I needed an adventure. A big one. So, I took myself off to Vietnam and had one. It’s an adventure that involved near death twice, and an emotional unravelling across 12 months. I’ve softened around the edges, and developed grit and determination and tenacity that I didn’t know I had. I built my freelance portfolio. I overcame highly stressful visa issues. Ditto banking, which gives me hives. I started a company, namely to deal with aforementioned visa issues. I learned Vietnamese. Got four more tattoos. Had guitar lessons. Stopped drinking. Worked out regularly. Discovered Vietnamese music. I volunteered and gave blood and made lovely friends, and lost them to the vagaries of expat life. I’ve spent a shitload of my freelance income on lawyers because it’s the only way you can get things done in this country.

And this time last year, I proudly held my Vietnamese Temporary Residence (TRC) card in my hot little hand, relieved that my living situation had been sorted and was more stable thanks to my company, at least for the time being.

The thing about a temporary situation is that it’s just that: temporary. Forever has a shelf life, as it turns out. And for me, it’s three years. In three years, I’ve gone from wonder and excitement to despondency and despair. Not quite in depression territory, but almost. And I’ve never been able to get back the original sense of joy and awe that dominated my being here in the first year. In fact, I feel more stuck here in Vietnam than I ever did in Australia.

[perfectpullquote align=”left” bordertop=”false” cite=”” link=”” color=”” class=”” size=””]The one thing I’ve realised, and it’s been a slow awakening, is that I didn’t understand or appreciate how good I had it in Australia. [/perfectpullquote]

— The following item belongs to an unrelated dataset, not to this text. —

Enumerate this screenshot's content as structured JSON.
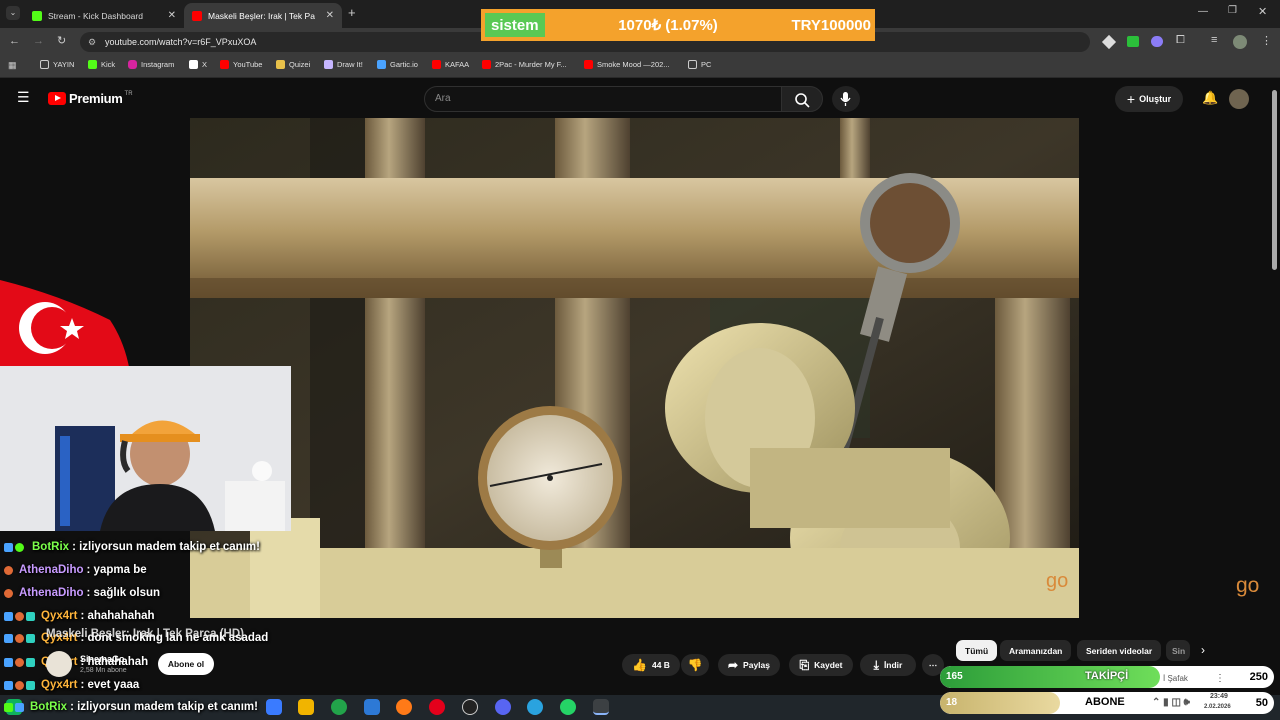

After having to deal with all sorts of shit with my company — taxation, banking, accountants, government departments, lawyers and more lawyers because nothing bureaucratic is simple or online in English here — I asked myself what the hell I was doing all this for? And the answer was: a visa. I was doing all this for a visa, to live in a country that I like but that is uncertain and difficult and stressful — as I’ve discovered the longer I’ve been here. Yes, there are nice things about living in Hanoi — cheap rent, a cleaner twice per week, flexible lifestyle, low cost of living, village vibe — but the strain and pollution outweigh the charm. I don’t need to deal with this — I do have somewhere else to go. Somewhere else I can be. I’m not stateless*. I don’t have a shitty passport.

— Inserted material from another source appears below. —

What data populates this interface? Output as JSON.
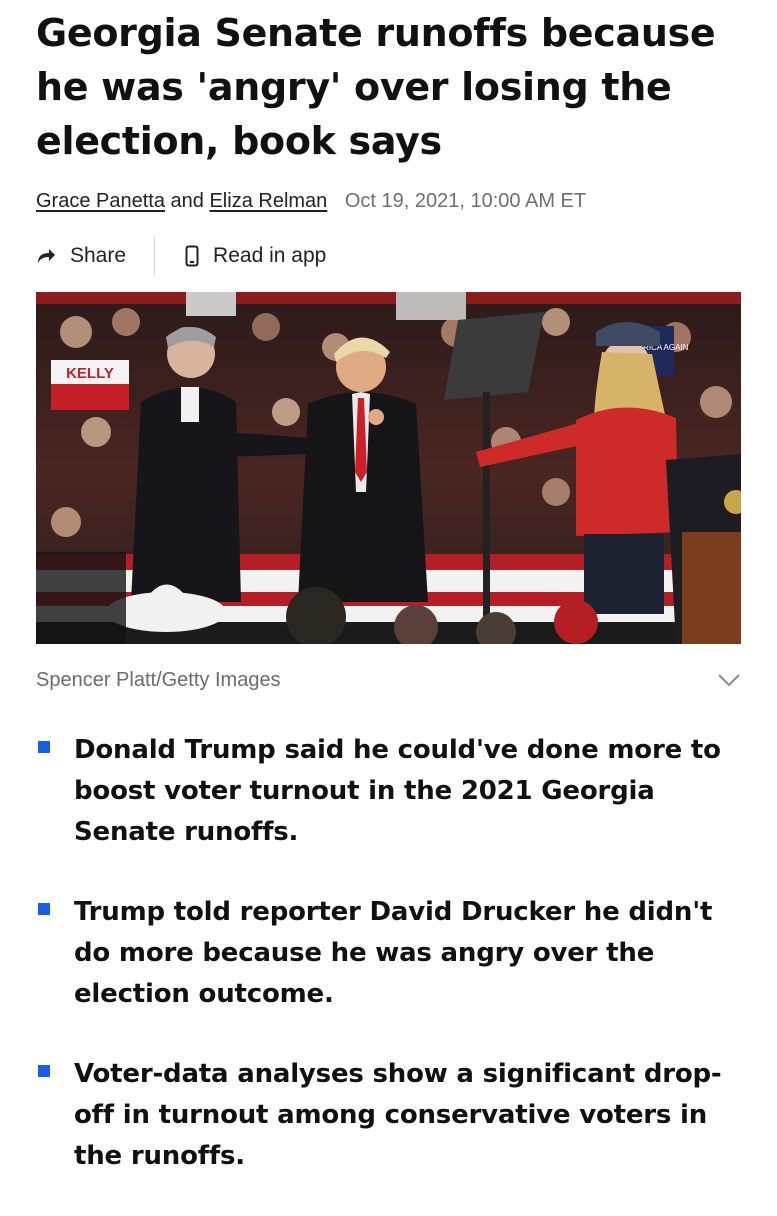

So one year after I received my hard won TRC — and making a resolve I never thought I’d make after an awful experience with an incompetent and unethical lawyer — I have decided to come home. To Australia. As soon as I made that decision, I felt lighter, happier. I was unstuck. Free. I had a way forward. I don’t want to have to worry about complying with a fuck tonne of regulations to keep a company afloat that I have no real passion for, just for a visa. I don’t want to always be on edge, wondering if I’ll be deported at a moment’s notice, which has and does happen. As a foreigner, the threat of Immigration police knocking on your door and ignoring your papers is very, very real.

I would have gone earlier, but Bella, my beloved cat. It’s quite the process — and not cheap — to bring my beloved cat back to Australia involving rabies testing and quarantine and import/export regulations of Vietnam and the European Union. But organising this is still easier to deal with than the Vietnamese banking system and, for example, getting a bank statement printed or trying to pay cash into my account, which is nigh on impossible without a shitload of paperwork and half the day gone.

The one thing I’ve realised, and it’s been a slow awakening, is that I didn’t understand or appreciate how good I had it in Australia. Not really. Breathing clean air. Drinking water from the tap. Going to the bank without needing an epi-pen. Being able to walk on an unobstructed footpath. Travel without panicking about re-entry. Doing transactions online. Service providers that aren’t scammers. Not facing imminent death crossing the road. Excellent healthcare. Animal rights. Free speech. A postal system that works. Ebay. An oven. English, because some days I can’t even.

Yes, I’m aware that Australia is not perfect. No country is.

But I’m grateful and humbled that I can go back.

Not everyone is so lucky.

*I’m not stateless, but there are millions of people around the world who are. Please take action to give people citizenship. And hope.